Healthcare models should integrate telemedicine as a complementary tool to focus on the subjective aspects of patient behavior that adversely impact patient behavior. For example, a patient may perceive her hypertension to be inconsequential to her overall health, but after experiencing a hypertensive crisis requiring an emergency visit to the hospital, she perceives her condition to be serious and changes her lifestyle to account for that change in behavior. That behavioral change is a reaction to an existing frame of reference that can be reinforced with ongoing telemedicine visits.

Healthcare is dynamic and complex, in state of perpetual interpretive flux. Healthcare systems that attempt to improve patient behavior without understanding the proper context of the underlying behavior, attempt to frame a decision model like a randomized clinical study. And will inevitably be limited in their success.

Unlike clinical studies, decisions are not made in sterile environments, and we should begin to explore models that utilize ongoing telemedicine visits as a complementary point of patient engagement to study changes in patient perceptions that influence healthcare behavior.

Patient perceptions are a complex concept, with a wide-ranging often unforeseen impact on patient care and outcomes. Changing perceptions affect patient behavior and can prompt clinically meaning reactions leading to a shift in decision-making.
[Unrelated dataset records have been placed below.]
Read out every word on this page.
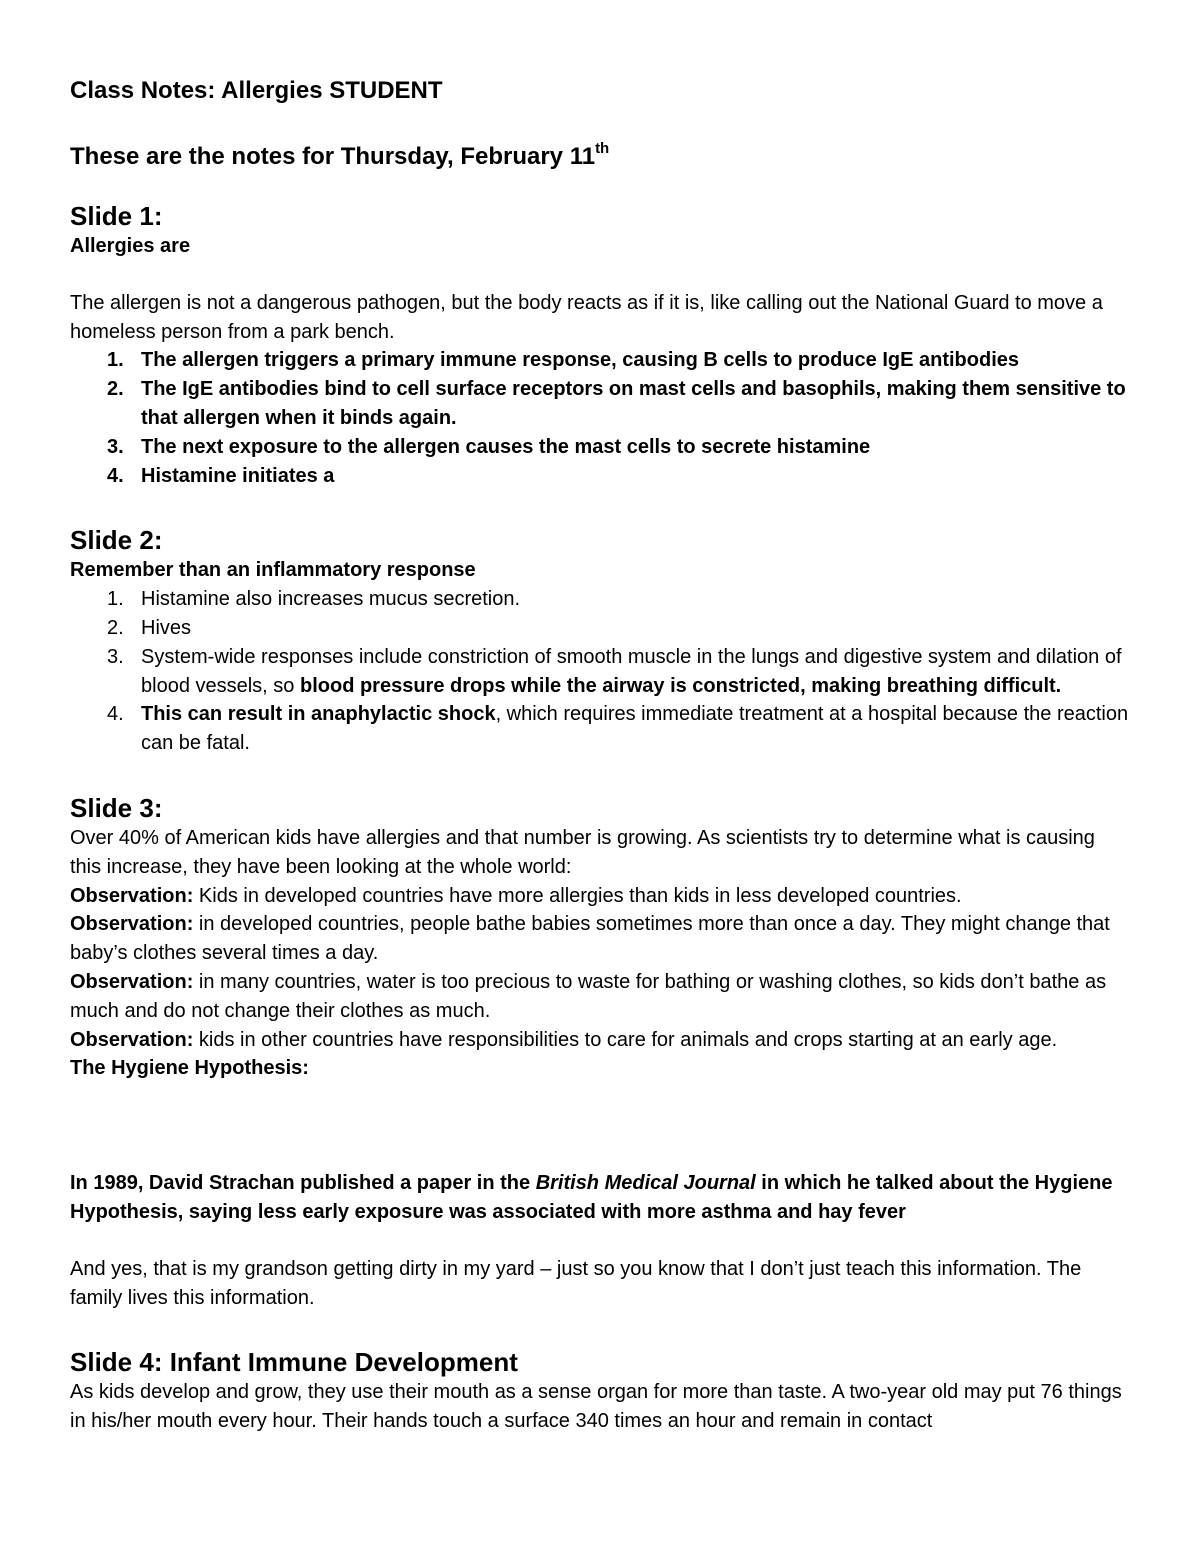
Class Notes: Allergies STUDENT
These are the notes for Thursday, February 11th
Slide 1:

Allergies are

The allergen is not a dangerous pathogen, but the body reacts as if it is, like calling out the National Guard to move a homeless person from a park bench.

1. The allergen triggers a primary immune response, causing B cells to produce IgE antibodies
2. The IgE antibodies bind to cell surface receptors on mast cells and basophils, making them sensitive to that allergen when it binds again.
3. The next exposure to the allergen causes the mast cells to secrete histamine
4. Histamine initiates a
Slide 2:

Remember than an inflammatory response

1. Histamine also increases mucus secretion.
2. Hives
3. System-wide responses include constriction of smooth muscle in the lungs and digestive system and dilation of blood vessels, so blood pressure drops while the airway is constricted, making breathing difficult.
4. This can result in anaphylactic shock, which requires immediate treatment at a hospital because the reaction can be fatal.
Slide 3:

Over 40% of American kids have allergies and that number is growing. As scientists try to determine what is causing this increase, they have been looking at the whole world:

Observation: Kids in developed countries have more allergies than kids in less developed countries.

Observation: in developed countries, people bathe babies sometimes more than once a day. They might change that baby’s clothes several times a day.

Observation: in many countries, water is too precious to waste for bathing or washing clothes, so kids don’t bathe as much and do not change their clothes as much.

Observation: kids in other countries have responsibilities to care for animals and crops starting at an early age.

The Hygiene Hypothesis:

In 1989, David Strachan published a paper in the British Medical Journal in which he talked about the Hygiene Hypothesis, saying less early exposure was associated with more asthma and hay fever

And yes, that is my grandson getting dirty in my yard – just so you know that I don’t just teach this information. The family lives this information.

Slide 4: Infant Immune Development

As kids develop and grow, they use their mouth as a sense organ for more than taste. A two-year old may put 76 things in his/her mouth every hour. Their hands touch a surface 340 times an hour and remain in contact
That we would miss in our traditional form of interval patient visits separated over week or months of time.

A study conducted by Pews Research Center found that 7/10 people thought trust was decreasing in the corporate world, but only 4/10 felt it was a problem – demonstrating an interesting shift in the perception of trust.

Trust in major institutions are giving way to trust in our own judgments and experiences. And this changing trend of trust affects not just the outlook for policymakers but for the outlook of telemedicine in the future of healthcare.

Patients are relying less on physicians as the absolute authority for their healthcare decision-making and turning to alternative sources – be it the internet or other mediums – to learn about their health. The result is a shift in trust away from one centralized source – the physician – and towards a whole host of alternatives.

Telemedicine can address the trust deficit that will arise among patients at this shift becomes more pronounced. And in the fast pace world of healthcare, that seems to only be moving faster, patients are overwhelmingly making decisions based upon their current perceptions and beliefs – and what they read the most, they trust the most.

The future of telemedicine is intimately tied to the changing trends in trust within healthcare. To predict how telemedicine will be used, study how patients trust their providers relative to other sources of healthcare information – that trend will portend the future of telemedicine.